Windsor Park, where Northern Ireland play their home games, has too small a capacity to be considered as a host venue. It is less than a mile and a half from Andersonstown but philosophically the distance is much greater. Many Catholics and Nationalists are uncomfortable visiting that stadium. Protestants and Loyalists – who comprise the majority of Northern Ireland’s supporters – may struggle to convince themselves to travel to Casement Park.
Estimates for the rebuilding of the stadium are in the region of £110 million to £140 million. Experience suggests that cost will over-run, even at the higher evaluation. Andersonstown is an area crying out for investment but, in a political landscape defined by sectarianism, there are other considerations. The Democratic Unionist Party – which has boycotted Stormont for 20 months leading to a gridlocked government – are against giving a “blank cheque” to the GAA.
Loyalism has many challenges. Working class Unionists feel left behind by “garden-centre Prods,” the semi-mythical, middle-class Protestants who live very different lives to those in the poorer enclaves. Traditionally, working-class Loyalists could rely on leaving school at the first opportunity to enter jobs in the shipyards, docks and manufacturing industries. That conveyor belt stopped more than two generations ago but the mindset it created continues to dog the less affluent Protestant areas.
By contrast, with this sort of employment denied to them, Catholics committed to education. The church and the GAA also helped retain cohesiveness in the Nationalist communities. Gaelic sports are anathema to many Loyalists. Casement Park has many challenges to overcome if it is to unify the different factions.
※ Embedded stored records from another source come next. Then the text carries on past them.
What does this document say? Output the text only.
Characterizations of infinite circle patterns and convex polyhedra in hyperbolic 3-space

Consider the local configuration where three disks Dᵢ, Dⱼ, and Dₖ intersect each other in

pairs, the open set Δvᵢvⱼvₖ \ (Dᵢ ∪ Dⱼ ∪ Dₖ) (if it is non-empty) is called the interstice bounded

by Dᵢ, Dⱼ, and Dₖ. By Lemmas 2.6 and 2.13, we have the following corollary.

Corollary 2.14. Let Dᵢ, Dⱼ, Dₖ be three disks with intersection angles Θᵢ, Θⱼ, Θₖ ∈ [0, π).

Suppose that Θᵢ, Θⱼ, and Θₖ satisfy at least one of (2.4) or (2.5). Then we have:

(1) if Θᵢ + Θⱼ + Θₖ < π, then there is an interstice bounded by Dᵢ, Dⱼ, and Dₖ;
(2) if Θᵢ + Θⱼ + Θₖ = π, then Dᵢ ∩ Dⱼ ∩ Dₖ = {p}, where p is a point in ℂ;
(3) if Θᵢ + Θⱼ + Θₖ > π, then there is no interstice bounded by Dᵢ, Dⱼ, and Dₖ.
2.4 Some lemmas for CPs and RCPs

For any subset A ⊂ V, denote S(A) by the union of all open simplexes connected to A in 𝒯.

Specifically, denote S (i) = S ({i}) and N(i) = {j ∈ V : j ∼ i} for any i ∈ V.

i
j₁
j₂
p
Euro 2028 will bring in thousands of tourists. They will enjoy Belfast and marvel at the Peace Walls which criss-cross the city. They will walk up Northumberland Street between the Falls and the Shankill Roads and shake their heads at the transition – in a matter of yards around the interface gate that is locked at night – from tricolours and Palestinian flag murals to Union Jacks and Israeli stars. In the evening they will return to the city centre, a vibrant and modern district with stylish bars and coffee shops.
Before the foreign supporters arrive, there are plenty of challenges. Brexit has destabilised the peace process. The spectre of a border poll – a vote to unify Ireland – haunts Loyalists. The demographics are trending towards Nationalist aspirations with every year.
On that trip to Belfast four years ago, I had a conversation on the Upper Shankill with someone connected with the Progressive Unionist Party, the political face of the Ulster Volunteer Force. We talked about a border poll and this individual said that everyone was committed to peace but could not countenance a united Ireland. What if a referendum was conducted and people voted for unification by 52 to 48 per cent, I asked, using the Brexit vote as an example. “War,” he said, starkly.
But what if 75 per cent wanted to leave the United Kingdom? “Twenty-three per cent more war,” he said.
That was probably in my mind when I walked straight past the Royal. Let’s hope Northern Ireland’s Protestants don’t give the bastion of Republicanism a similar swerve in five years’ time and Casement Park can bring people together. I wouldn’t hold your breath, though.